Chicago has seen a dramatic rise in the number of shootings and homicides this year. In August alone, there were 90 homicides, marking the first time in two decades there've been that many in a single month. Overall, the city has recorded more than 500 homicides this year — higher than all of 2015 — and is on pace to climb past the 600-homicide mark for the first time since 2003. There have also been more than 2,500 shooting incidents so far this year, about 700 more than in the same time period last year.
"We are reaching a level no other country is headed and we will say we are the best police officers in the country," said Ald. Ariel Reboyras.
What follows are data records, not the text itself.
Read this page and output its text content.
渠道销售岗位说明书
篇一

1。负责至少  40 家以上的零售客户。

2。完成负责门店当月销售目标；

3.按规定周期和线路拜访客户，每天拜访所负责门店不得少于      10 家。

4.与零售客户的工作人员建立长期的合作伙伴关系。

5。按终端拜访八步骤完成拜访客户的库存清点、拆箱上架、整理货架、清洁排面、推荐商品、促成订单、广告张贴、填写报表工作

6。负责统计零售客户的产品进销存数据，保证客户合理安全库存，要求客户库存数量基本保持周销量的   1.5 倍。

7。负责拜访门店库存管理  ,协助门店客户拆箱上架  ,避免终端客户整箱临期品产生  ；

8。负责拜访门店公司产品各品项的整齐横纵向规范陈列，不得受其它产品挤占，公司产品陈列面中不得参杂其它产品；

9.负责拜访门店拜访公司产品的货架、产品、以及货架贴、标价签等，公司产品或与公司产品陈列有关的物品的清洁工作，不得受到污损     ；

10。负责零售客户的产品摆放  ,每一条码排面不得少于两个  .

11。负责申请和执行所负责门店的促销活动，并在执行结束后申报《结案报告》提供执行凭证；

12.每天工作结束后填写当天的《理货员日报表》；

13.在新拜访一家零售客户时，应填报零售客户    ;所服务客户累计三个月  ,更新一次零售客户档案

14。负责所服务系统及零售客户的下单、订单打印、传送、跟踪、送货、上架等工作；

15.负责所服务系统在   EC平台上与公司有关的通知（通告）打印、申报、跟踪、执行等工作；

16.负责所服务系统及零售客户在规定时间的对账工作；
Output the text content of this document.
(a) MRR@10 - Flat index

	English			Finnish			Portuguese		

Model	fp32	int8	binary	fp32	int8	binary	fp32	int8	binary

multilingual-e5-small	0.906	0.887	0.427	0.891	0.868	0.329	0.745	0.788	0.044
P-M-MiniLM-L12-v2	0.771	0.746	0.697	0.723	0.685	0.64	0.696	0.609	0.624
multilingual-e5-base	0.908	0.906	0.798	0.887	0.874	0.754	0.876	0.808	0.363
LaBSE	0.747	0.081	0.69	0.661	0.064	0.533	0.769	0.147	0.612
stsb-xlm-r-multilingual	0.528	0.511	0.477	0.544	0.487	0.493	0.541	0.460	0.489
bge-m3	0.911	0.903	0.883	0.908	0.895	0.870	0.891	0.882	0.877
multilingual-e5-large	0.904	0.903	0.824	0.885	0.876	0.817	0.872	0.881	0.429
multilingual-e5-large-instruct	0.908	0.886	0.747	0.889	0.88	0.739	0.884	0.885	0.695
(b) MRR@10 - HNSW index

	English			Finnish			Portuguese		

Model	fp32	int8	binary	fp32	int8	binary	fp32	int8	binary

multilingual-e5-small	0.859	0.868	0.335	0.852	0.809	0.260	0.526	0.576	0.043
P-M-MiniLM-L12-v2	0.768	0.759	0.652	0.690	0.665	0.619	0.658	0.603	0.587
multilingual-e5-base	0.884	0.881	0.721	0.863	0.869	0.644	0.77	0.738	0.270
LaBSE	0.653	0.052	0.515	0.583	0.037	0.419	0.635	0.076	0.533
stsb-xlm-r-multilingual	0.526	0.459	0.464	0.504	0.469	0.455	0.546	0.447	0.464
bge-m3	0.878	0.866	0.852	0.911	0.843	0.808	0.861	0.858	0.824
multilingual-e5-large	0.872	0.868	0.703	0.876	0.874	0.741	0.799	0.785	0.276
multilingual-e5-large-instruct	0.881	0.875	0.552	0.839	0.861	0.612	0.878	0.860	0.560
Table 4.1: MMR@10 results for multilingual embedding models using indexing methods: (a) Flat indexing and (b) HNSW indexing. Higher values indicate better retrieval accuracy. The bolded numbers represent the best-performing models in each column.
The high use of overtime payouts is something Emanuel and the police superintendent he hired when he took office in 2011, Garry McCarthy, forcefully defended, saying the cost — about $100 million annually in recent years — was a less expensive way to keep more officers on the street. But according to a recent ChicagoSun-Times report, there are fewer officers because police retirements have outpaced hiring by 975 officers.
Plus, the department that's long struggled with a reputation for police misconduct and brutality has been beset by criticism and an erosion of trust in the wake of several fatal police shootings.
Last year, the city was forced to release a video of a white officer fatally shooting black 17-year-old Laquan McDonald in 2014, sparking major protests as well as federal and local investigations. And there have been signs that the department has had a difficult time keeping up with the crime — starting with the fact that the percentage of homicides that detectives have been able to solve has dropped significantly.
The fallout over the video prompted Emanuel to fire McCarthy at the end of last year. Interim Superintendent John Escalante and his permanent replacement, Johnson, have struggled to bring the violence under control. During that time, the call for more officers in several city neighborhoods and from aldermen has only gotten louder.